“Speaking truth to power” sounds good, because it suggests
the speaker’s courage in facing strong opponents. Often, though, the speaker and the powerful
are not in the same room.
However, in July, a New York Times columnist gave an
in-your-face speech before the elite and powerful at their annual gathering in
swank Aspen, Colorado. His remarks have attracted
unusually wide attention for a speech to a relative handful of people, who did
not like what they heard.
Anand Giridharadas, the columnist, was a regular participant
in these gatherings. He had been asked
to give a talk on forgiveness, but admitted to his audience, “After I have
spoken, I will need your forgiveness.”
The audience was composed of people who had gained great
success in their professional and business lives –“winners” as he called
them. They prided themselves on “giving
back” by contributing to undoubtedly worthy causes.
His message boiled down to telling them that their charity
was not enough, and they needed to reform how they made their money. But he understood their message was, “the
winners of our age must be challenged to do more good. But never, ever tell them to do less harm.”
In his view, the way they earned their wealth could do more
harm to others than their charitable gifts did good for others. He chose to focus on the harm.
The winners, he said, have gained from getting even richer
in recent years. And their new wealth
did not result from their getting better at whatever they do, but from the policies
they supported politically. They have opposed
taxes on inheritances and on many financial transactions and favored laws
allowing them to conceal their wealth.
Their actions meant less money is available for education,
vocational training, public works, social programs and financial aid. If you look at countries limiting such tax
breaks, more money flows from the more fortunate to the less fortunate.
He argued that the corporate world has made a sustained
effort to shift risk from itself to workers.

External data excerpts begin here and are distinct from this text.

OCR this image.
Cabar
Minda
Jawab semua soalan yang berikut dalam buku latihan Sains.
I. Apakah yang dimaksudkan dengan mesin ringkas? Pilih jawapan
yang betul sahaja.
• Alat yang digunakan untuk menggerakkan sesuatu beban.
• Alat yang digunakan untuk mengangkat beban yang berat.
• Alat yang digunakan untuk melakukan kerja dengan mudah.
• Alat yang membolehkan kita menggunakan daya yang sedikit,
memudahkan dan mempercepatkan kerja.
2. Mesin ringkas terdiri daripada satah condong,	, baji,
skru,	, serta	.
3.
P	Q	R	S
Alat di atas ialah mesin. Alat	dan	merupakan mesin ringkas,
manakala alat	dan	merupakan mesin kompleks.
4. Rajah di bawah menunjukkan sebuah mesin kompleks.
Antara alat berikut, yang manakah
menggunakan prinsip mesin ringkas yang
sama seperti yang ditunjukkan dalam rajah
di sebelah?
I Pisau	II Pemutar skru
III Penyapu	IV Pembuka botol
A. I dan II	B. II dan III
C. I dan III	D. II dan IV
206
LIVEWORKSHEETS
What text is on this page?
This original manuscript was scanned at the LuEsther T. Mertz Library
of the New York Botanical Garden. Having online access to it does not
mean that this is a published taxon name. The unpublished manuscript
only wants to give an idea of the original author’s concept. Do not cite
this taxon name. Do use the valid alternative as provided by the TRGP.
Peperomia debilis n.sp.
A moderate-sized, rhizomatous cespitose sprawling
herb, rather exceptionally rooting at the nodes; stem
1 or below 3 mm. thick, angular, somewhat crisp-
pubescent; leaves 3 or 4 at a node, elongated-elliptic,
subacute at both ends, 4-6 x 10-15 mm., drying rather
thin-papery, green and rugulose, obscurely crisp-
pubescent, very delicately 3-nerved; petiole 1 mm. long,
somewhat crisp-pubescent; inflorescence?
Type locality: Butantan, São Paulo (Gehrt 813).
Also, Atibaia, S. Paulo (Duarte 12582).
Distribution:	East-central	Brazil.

Companies shed responsibility for benefits and job security for the
simple reason it improves profits.
The winners’ institutions have grown remote from others, he
said. Complex investment structures
insulate owners from employees and customers.
The recent mortgage crisis provides an excellent example of the gap
between investors and the people encouraged to borrow beyond their means.
Giridharadas directly challenged the concept that business
methods can solve society’s problems or that pure free enterprise will
ultimately lead to all people doing better.
He pointed out that investment did not end slavery or
abolish child labor or put fire escapes on tenement factories or stop drug
makers from “slipping antifreeze into medicine.” Clearly, he thinks government deserves some
of the winners’ resources for such purposes.
The winners use charitable giving to protect themselves from
others taking a close look at how they made their money, he said. They want to ensure the survival of measures benefitting
the wealthy, such as weak banking and labor laws, protective zoning barriers
and insufficient efforts to end discrimination.
Of course, the winners can be generous. In short, it is easier in his view for the
wealthy to make tax-deductible gifts to help a few of the less fortunate than
to consider sacrificing some of their advantages so that many others can get
ahead.
“For generosity is a win-win, but justice often is not,” he
said. “Ask yourself: Does the world need
more food companies donating playgrounds to children, or rather reformed food
companies that don’t profit from fattening children?”
Whatever you think of his message, a listener may be
impressed with his courage to voice it in front of those he challenges. Reportedly, he received only a polite
response from his audience, though he praised them and professed to find them “amazing.”
Next week, it is likely that Americans will hear something
like these words from Pope Francis, who has made these concerns a key part of
his message.
Some may see the Pope as intervening in the political debate
over the proper role of government. Yet
government itself may not be the issue.
In a more provocative way, such remarks may really be about societies in
which the winners form one class and the other class can turn out to be what
one candidate calls “losers.”
Giridharadas’ speech or the Pope’s expected message should
not be viewed as taking sides in politics as much as an effort to prod some people
– the winners – to take more responsibility for the effects of their actions.